TAIPEI.- White the end of all colors and the origin of all things. Bluerider ART Taipei·Dunhua presents the White Trilogy of Love: White Realm at Bluerider ART Taipei·Dunhua, White Light at Breeze Center, and White Jade at Hotel MVSA, on view from December 6, 2025 to February 28, 2026. Across a festive season that spans Christmas, New Year, and Lunar New Year, the trilogy unfolds three exhibitions across three distinctive venues, uniting Fine Art, refined taste, and elevated sensibility into one integrated experience.
As Nietzsche wrote, Art is the highest affirmation of life. Michel Foucaults concept of the technē of the self posits that one shapes existence through style; Heideggers notion of poetic dwelling reveals beauty as a mode of being and perceiving. In resonance with these philosophies, the White Trilogy of Love presents three forms of dialogue: White Realm channels the urban pulse through purity and clarity; White Light situates simplicity within the language of luxury; White Jade refines sensibility into the texture of contemporary living. Together, the trilogy articulates three realms of Fine Art elegance within white, balance within luxury, and nobility through detail.
White Realm A Paper Trio Exhibition returns to the elemental qualities of paper whiteness, luminosity, fiber, and breath. Rather than seeking spectacle, the exhibition pursues restraint, elevating the lightness of paper and the weight of thought to their highest expression. In the hands of three artists across generations and cultural backgrounds Cao Jigang, Angela Glajcar, and Bay Tang Jiaxin paper transcends its traditional role as a carrier of text and history, becoming space, depth, and a pure state of mind. Through diverse paper materials including Xuanzhi, industrial paper, Korean paper, and cotton paper, and through distinct conceptual approaches such as traditional landscape perspective, hand-torn structures, and pierced surfaces, the artists reveal the resilience, humility, and stillness inherent in paper. Here, white is not merely seen; it is perceived as the texture of being a meditation unfolding between presence and silence.
Throughout Eastern and Western art history, paper has remained a domain of freedom. It has been written, painted, folded, cut, torn, and sculpted, repeatedly tested across cultures and epochs, becoming one of the materials most capable of containing spiritual depth.
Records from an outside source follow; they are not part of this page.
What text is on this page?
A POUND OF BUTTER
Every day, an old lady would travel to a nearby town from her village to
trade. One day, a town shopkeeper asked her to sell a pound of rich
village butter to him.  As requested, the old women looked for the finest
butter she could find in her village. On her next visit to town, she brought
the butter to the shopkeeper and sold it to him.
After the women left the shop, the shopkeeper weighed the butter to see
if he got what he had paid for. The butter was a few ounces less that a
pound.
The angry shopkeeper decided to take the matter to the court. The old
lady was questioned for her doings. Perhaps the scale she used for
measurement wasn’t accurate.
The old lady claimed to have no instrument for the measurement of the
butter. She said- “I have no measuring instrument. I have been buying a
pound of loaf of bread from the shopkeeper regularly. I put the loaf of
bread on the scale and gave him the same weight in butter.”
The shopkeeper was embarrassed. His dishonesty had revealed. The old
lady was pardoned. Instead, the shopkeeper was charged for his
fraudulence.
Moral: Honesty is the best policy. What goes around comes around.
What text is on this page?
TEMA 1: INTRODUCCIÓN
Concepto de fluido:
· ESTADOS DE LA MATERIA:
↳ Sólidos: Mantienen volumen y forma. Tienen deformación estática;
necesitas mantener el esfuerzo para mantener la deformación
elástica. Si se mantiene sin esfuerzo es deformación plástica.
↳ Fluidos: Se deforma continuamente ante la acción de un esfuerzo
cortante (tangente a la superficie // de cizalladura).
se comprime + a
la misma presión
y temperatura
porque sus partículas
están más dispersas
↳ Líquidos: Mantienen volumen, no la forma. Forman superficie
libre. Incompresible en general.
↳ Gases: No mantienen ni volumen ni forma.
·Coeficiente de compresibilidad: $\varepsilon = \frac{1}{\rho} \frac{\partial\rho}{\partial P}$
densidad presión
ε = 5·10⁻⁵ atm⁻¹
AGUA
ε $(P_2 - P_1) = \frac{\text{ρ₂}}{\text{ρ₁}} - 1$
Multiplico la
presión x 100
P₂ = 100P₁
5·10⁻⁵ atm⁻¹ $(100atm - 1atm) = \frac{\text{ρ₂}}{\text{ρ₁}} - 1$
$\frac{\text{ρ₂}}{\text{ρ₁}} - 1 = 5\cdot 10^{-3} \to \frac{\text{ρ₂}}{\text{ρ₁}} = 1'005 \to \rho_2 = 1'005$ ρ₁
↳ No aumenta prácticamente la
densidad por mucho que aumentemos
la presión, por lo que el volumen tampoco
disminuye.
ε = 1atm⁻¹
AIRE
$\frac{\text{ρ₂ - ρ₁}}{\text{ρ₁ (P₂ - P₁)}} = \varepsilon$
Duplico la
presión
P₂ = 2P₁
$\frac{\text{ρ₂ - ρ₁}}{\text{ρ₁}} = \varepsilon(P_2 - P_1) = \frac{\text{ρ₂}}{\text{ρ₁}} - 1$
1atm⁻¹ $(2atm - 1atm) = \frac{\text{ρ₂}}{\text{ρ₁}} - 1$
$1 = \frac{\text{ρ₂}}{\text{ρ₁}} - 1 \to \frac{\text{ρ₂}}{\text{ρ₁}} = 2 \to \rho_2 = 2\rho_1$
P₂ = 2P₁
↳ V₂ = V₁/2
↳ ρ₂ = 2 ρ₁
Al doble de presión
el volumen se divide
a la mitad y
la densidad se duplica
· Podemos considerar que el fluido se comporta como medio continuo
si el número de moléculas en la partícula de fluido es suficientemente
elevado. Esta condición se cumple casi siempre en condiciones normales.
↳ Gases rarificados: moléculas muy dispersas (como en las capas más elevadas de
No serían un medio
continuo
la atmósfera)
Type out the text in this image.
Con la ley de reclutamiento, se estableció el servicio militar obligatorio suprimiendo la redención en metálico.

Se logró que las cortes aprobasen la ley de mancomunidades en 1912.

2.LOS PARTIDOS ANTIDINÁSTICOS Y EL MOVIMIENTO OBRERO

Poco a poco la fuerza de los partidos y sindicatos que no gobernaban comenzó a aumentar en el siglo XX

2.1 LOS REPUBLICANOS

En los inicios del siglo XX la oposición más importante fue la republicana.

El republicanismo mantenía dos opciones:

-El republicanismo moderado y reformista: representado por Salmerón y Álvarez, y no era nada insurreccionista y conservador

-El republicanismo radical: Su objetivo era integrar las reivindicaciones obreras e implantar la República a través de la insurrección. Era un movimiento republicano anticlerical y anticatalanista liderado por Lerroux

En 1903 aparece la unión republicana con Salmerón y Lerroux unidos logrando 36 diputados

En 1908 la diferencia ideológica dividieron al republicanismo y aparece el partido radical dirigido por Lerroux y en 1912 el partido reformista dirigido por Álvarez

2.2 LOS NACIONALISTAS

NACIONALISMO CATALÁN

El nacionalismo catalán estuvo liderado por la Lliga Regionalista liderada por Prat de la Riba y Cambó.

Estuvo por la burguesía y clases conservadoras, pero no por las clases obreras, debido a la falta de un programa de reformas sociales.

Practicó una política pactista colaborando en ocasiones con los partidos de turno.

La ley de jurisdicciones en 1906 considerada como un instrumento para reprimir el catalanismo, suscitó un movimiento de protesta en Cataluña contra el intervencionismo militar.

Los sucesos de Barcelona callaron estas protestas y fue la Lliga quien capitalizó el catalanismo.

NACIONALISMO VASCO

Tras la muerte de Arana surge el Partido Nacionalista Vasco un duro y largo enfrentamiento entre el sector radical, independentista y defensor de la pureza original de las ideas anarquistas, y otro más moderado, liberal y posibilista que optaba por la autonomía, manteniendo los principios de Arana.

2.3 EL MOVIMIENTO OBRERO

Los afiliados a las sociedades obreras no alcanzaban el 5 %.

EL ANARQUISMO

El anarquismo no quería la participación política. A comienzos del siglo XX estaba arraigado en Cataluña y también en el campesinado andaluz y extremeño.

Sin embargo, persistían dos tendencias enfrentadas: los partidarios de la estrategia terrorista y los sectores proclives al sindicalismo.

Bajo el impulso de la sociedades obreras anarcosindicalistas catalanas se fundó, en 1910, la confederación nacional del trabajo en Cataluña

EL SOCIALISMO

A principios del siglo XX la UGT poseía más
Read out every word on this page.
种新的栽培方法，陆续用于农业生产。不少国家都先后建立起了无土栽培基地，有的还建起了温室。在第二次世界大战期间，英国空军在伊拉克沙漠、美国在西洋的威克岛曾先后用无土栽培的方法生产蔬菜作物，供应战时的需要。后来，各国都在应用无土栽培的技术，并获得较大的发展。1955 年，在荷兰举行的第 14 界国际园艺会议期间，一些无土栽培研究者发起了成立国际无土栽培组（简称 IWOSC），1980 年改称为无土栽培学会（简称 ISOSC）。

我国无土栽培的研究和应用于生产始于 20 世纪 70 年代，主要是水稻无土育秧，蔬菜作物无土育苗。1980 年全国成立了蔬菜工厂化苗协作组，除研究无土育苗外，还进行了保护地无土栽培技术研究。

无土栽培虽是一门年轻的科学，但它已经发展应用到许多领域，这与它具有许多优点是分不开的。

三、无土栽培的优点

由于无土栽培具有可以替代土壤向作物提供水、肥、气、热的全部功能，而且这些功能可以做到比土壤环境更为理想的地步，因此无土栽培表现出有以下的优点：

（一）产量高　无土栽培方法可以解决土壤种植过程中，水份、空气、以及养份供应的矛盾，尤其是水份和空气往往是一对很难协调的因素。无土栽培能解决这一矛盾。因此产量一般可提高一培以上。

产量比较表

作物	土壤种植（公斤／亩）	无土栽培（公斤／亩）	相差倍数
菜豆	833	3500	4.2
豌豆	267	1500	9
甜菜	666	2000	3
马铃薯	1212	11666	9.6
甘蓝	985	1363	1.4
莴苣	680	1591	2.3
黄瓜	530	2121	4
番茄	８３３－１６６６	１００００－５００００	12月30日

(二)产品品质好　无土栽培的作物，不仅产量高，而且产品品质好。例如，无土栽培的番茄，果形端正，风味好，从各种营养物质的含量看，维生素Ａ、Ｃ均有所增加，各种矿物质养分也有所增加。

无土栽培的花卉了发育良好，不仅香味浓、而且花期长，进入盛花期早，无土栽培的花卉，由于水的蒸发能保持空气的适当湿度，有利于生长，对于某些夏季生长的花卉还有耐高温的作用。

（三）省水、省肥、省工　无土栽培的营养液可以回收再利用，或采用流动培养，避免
From the qi-filled voids of East Asian landscape painting to the shadow-sculpting practices of Western paper relief, the medium gradually breaks free from its traditional confines and enters more abstract, multivalent space. The layering of Cao Jigang, the ruptures of Glajcar, and the punctures of Tang together construct a metaphysical realm a convergence of force, energy, tranquility, and tension.
Cao Jigang(China,b.1955)
Renowned for his tempera landscape paintings, Cao Jigang presents a distinct body of work created with century-old Anhui Xuanzhi paper. Integrating the traditional three-distance method of Chinese landscape painting high, deep, and level distance with contemporary structural aesthetics, he extends paper from two-dimensional plane to sculptural depth. By cutting, stacking, and assembling Xuanzhi, he translates abstract, rationalized geometric forms into spatial interpretations of shifting perception. Multiple variations of white paper are employed, preserving irregular, natural edges formed during production; these edges become essential visual elements, allowing the materials inherent qualities to speak with minimal intervention.
Angela Glajcar (Germany, b.1970)
Angela Glajcar transforms heavy German industrial paper into sculptural architectures through hand-torn layering. Her works are defined by the tension between force and fragility, exploring the philosophy of rupture and renewal. Each tear serves as intention and memory, reorganizing irregular forms into new spatial order. Through light and shadow, Glajcar composes poetic passages of air and luminosity, where fragmentation becomes order and vulnerability transforms into strength. Her works reflect the delicate nature of human existence while suggesting how individuals find balance and resilience after rupture.
Bay Tang Jiaxin (China, b.1995)
The youngest artist in the exhibition, Bay Tang Jiaxin uses piercing techniques on thick cotton paper, lifting fibers with fine needles to build a meditative rhythm of creation. This near-silent act generates intricate textures, turning fragility into a form of strength. Her works resemble carved webs of time, where silence becomes cadence and white becomes heartbeat. Each puncture holds accumulated time and distilled thought, presenting a contemporary interpretation of the coexistence of delicacy and resilience.
White Realm A Paper Trio Exhibition invites viewers to encounter paper at its most intimate register: its fragility, its weight, its luminosity, and its quiet. Through three distinct artistic languages, paper is transformed from everyday material into a site of contemplation. Here, white is the white of time, of thought, and of the inner light that opens within the human spirit.